The device is designed to respond to your questions, but only after you say “Okay Google” or “Hey Google”, or tap and hold a touch panel on it.

However, an early release model has been found to be recording its owner all the time, without him realising.

Android Police’s Artem Russakovskii, who received a Google Home Mini at the company’s recent Pixel launch event and kept it in his bathroom, reported the extremely serious issue to Google last week.

“It was waking up thousands of times a day, recording, then sending those recordings to Google,” he said. “All of this was done quietly, with only the four lights on the unit I wasn't looking at flashing on and then off.”

Google was quick to respond to the report, sending an engineer to examine the unit right away, and admitting that there was a major problem with it. It also revealed that this wasn’t a unique case.
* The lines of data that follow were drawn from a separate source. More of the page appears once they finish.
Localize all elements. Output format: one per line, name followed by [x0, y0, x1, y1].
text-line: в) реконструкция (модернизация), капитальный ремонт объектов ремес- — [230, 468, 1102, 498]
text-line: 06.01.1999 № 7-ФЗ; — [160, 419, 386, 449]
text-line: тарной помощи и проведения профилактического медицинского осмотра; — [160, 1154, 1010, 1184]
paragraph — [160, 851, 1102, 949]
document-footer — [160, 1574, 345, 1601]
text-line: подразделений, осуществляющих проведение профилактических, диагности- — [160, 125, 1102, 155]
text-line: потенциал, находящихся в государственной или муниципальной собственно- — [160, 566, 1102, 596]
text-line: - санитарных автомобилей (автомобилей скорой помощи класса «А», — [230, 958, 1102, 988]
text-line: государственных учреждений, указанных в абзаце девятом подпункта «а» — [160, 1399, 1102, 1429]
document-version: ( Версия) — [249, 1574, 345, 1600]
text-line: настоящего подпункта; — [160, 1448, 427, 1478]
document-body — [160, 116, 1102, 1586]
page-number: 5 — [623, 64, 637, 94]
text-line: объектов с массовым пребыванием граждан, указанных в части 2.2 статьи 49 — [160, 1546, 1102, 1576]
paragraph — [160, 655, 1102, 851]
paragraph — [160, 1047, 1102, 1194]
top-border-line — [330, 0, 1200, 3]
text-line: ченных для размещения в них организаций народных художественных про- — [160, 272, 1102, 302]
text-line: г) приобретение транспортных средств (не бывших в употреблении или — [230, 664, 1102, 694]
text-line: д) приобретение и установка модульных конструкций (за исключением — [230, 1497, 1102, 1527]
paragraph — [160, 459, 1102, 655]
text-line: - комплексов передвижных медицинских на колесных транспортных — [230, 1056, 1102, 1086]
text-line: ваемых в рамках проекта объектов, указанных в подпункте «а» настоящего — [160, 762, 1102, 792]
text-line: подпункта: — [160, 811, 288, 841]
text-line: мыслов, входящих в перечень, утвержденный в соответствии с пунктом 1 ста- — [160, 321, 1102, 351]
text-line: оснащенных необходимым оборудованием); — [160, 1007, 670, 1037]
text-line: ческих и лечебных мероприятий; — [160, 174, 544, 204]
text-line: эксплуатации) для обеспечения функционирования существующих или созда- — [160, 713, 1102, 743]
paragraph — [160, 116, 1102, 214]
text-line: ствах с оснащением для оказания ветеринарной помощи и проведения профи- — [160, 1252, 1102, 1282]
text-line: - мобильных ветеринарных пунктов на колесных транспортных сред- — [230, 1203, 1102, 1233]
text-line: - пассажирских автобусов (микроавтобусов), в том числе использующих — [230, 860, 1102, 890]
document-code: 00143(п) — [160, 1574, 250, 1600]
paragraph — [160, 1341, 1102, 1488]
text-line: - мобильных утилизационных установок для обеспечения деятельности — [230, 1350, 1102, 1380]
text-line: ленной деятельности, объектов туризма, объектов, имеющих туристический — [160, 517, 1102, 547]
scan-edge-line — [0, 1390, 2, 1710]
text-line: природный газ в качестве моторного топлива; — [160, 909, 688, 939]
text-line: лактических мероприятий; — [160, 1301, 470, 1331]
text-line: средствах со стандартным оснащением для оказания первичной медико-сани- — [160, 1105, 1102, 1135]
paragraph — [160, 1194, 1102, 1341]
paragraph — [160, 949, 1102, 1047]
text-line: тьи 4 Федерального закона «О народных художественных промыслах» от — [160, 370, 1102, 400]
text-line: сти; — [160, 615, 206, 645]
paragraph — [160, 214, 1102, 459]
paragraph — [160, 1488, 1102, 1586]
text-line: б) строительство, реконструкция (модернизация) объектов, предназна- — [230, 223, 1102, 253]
The company said in a statement: “The Google Home team is aware of an issue impacting a small number of Google Home Mini devices that could cause the touch control mechanism to behave incorrectly. We immediately rolled out a software update on October 7 to mitigate the issue.”

Google told Android Police that the Home Mini’s touch panel had been registering “phantom” touches, which caused it to keep activating and recording everything going on around it.

The software update rolled out by the company fixes the issue by instructing all Home Minis to ignore the touch functionality.

“We take user privacy very seriously,” it added. “We've removed any activity/queries that were created by long pressing the top of a Google Home Mini between October 4 and October 7, when the software update was rolled out.

“That information will no longer be listed on your My Activity page”

My Activity is an extremely intriguing and slightly concerning page that shows everything Google knows about you.

The information has been collected from all of Google's products, including Chrome, Android and Maps, and you can sort through it and delete things you don't want the company to remember.

The Home Mini, a miniature version of Google Home, the company’s smart voice assistant, will come out on 19 October, costing £49.